How to create a better 'class' of politicians
The kaleidoscopic nature of our daily existence is a feature of a living, breathing system. So, it is of little wonder that our government is given to wild gyrations as well. As we, the people of the United States, continue to insist that those who we elect do our bidding, we must come to realize our election system undermines itself because of its minimalist structure.
Our widely spaced elections are the only time that “the people” come together enough to be reckoned with as a force. Then “the people” disperse, with the winners taking an oath to be loyal to important but vague principles. After our elected representatives take office, their daily existence is subject to strong negative forces. They are cajoled, threatened, enticed, and molded into shapes that did not exist before their election. And then things get worse. Our elected elites see dollar signs beyond the relatively meager salaries they receive as their due compensation for living in such a pressure cooker.

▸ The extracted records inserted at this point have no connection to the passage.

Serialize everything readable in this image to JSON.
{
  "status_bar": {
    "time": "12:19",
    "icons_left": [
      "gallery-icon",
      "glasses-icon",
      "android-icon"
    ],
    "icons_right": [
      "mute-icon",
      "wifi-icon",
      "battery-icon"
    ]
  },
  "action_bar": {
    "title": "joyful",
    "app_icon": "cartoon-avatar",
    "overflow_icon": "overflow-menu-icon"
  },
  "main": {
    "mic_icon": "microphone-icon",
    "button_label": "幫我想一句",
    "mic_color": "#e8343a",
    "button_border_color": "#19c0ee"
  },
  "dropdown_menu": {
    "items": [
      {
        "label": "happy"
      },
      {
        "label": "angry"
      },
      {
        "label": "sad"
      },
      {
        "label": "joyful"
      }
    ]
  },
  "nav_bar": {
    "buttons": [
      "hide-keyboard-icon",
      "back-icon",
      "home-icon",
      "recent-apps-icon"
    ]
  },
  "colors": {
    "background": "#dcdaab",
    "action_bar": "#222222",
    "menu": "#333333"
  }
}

The truth is that we elect other people to represent us so we can get on with our lives without constant attention to politics. But we should not be surprised when events surrounding our daily governance get distorted, sometimes beyond recognition. Just as we hire gardeners so we do not have to sweat and household help so we never have to personally address dust bunnies, we hire our elected officials to keep us from the mental confusion of having to deal with severe conflicts in the face of our previous sureties. Because our representatives absorb the shocks of real‑life conflict, we get to remain comfortably the same.
The problem is that we are slow to understand our circumstances. We still expect our elected officials to show fealty to their oaths when these oaths are merely single events that become tiny parts of a sweaty, dirty, huffing-and-puffing reality that sees their previous values quickly become decommissioned. However, there are things we, the people, can do, although they require the affected officials to cooperate.
Just like doctors, lawyers and accountants must take courses to maintain their professional certifications, I suggest that elected officials should be required to attend ongoing education classes. Perhaps “the people” should structure courses in good governmental practices and then insist that elected officials participate in those courses in order to receive “the people’s” continuing endorsements.
An official’s failure to participate can then be used as part of their general ratings during election season. These courses would be designed as antidotes to the pressures they would otherwise be suffering without this external support.
Clear thinking is developed only with the expenditure of energy, but we are designed to limit the usage of energy over the long term, not to expend it. Our politicians, in particular, require constant pressure and reminders of their duties and the consequences of their actions if they are to be resilient in the face of real-world corrosive forces.
Only a deep-seated modesty about how we function can save us from destroying ourselves. There are, of course, more paths that lead to destruction than to constructive outcomes. The minute we are sure of our conclusion, we lose the flexibility to choose differently based upon our closer study of the problem at hand. Our nature makes it easier for us to draw a conclusion than to question it.